High price and lack of interchangeable lenses makes them difficult to recommend
Normally I ride in goggles, mostly because they provide impenetrable protection from dirt and water, and they sit so well against my face that they’re in no danger of moving around on descents. But I end up having to take them off all the time for climbing, which is annoying, and they tend to mist up and get fogged up in the winter.
This summer I was given these POC glasses on a bike launch, and they seemed to fit well, so I started using them. Now I’ve largely given up using goggles, as they sit close enough to my face that dirt rarely gets underneath the lower edge, and the minimal weight and improved ventilation makes them so much more comfortable to ride in on warm days. The optical clarity from the Carl Zeiss lens is first rate – there’s a specific brown tint to them that enhances contrast and clarity while mountain biking. They’re dark enough to cut down glare on a bright summer’s day, but not so opaque that you can’t use them when they’re overcast.

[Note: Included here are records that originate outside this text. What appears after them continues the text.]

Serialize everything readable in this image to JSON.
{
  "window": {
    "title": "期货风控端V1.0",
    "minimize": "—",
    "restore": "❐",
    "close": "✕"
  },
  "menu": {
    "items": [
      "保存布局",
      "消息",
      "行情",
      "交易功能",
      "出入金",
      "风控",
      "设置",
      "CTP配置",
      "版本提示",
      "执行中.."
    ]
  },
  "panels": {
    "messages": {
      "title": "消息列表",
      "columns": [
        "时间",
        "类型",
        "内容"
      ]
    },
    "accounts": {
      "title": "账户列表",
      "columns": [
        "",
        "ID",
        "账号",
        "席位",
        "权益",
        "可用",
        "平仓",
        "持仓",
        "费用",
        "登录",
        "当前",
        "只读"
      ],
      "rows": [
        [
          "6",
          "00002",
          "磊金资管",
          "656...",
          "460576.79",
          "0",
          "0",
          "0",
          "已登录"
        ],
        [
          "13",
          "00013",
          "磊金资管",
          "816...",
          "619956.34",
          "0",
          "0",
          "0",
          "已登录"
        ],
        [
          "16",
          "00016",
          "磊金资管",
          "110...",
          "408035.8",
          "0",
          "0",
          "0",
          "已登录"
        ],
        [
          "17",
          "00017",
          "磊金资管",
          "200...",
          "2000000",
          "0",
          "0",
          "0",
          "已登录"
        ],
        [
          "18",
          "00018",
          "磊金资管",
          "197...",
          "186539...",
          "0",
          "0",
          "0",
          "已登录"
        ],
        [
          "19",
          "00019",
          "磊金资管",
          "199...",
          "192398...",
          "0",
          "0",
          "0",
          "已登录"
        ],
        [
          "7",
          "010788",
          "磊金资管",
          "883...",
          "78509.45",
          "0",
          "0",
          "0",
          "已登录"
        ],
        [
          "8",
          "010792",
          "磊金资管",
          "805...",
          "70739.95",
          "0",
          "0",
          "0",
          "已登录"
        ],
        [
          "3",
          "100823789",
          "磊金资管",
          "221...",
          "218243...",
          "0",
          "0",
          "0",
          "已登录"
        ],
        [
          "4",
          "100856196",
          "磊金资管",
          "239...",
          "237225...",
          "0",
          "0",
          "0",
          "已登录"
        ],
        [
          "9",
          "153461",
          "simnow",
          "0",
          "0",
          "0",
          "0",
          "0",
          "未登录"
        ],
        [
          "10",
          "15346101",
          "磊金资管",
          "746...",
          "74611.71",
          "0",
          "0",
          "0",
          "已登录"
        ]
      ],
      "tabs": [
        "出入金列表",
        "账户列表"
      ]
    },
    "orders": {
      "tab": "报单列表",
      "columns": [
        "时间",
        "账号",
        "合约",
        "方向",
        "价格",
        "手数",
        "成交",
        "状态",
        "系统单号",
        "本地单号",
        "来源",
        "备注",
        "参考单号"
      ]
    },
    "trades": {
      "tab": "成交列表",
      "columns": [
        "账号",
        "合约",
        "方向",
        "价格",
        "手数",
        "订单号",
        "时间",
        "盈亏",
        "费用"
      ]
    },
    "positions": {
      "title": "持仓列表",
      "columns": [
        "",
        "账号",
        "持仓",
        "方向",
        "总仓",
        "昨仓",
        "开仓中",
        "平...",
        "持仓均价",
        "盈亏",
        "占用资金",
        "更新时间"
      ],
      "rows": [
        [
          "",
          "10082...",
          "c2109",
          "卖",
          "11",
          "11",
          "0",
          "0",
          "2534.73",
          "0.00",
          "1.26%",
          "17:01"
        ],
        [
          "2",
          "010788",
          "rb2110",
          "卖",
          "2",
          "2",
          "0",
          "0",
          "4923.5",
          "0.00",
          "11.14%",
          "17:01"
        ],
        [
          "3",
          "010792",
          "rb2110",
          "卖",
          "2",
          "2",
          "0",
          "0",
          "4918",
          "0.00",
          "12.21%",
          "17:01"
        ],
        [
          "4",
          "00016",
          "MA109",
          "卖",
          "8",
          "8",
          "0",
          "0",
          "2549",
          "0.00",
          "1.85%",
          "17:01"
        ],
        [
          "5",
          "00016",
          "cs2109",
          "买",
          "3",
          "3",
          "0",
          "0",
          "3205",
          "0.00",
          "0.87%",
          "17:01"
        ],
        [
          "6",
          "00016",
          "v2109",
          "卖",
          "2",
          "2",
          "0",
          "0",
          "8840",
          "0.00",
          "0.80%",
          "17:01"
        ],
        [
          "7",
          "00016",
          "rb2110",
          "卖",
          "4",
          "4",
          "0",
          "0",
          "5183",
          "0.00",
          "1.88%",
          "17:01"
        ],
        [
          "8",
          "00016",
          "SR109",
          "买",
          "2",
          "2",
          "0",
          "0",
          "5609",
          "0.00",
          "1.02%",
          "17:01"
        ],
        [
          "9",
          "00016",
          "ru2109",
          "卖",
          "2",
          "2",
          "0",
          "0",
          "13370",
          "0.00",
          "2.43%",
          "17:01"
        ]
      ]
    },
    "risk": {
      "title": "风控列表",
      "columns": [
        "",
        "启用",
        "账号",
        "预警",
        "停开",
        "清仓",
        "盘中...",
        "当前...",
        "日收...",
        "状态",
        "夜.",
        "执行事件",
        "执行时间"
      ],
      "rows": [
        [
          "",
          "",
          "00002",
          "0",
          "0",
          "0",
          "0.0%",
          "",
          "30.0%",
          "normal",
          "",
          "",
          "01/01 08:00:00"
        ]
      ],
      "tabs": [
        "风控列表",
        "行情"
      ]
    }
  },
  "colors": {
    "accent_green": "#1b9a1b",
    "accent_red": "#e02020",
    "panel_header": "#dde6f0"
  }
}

However, I’ve only just found out how much they cost, which – Carl Zeiss lens or no Carl Zeiss lens – has come as a bit of a shock. Especially when I’ve lost count of the number of lenses I’ve scratched, and glasses I’ve left at the side of the trail, over the years. Also, you can’t swap lenses, which seems crazy when you’re spending this kind of cash and mountain biking takes place in such variable light conditions. So while I really like riding in them, the high price and lack of interchangeable lenses makes them difficult to recommend.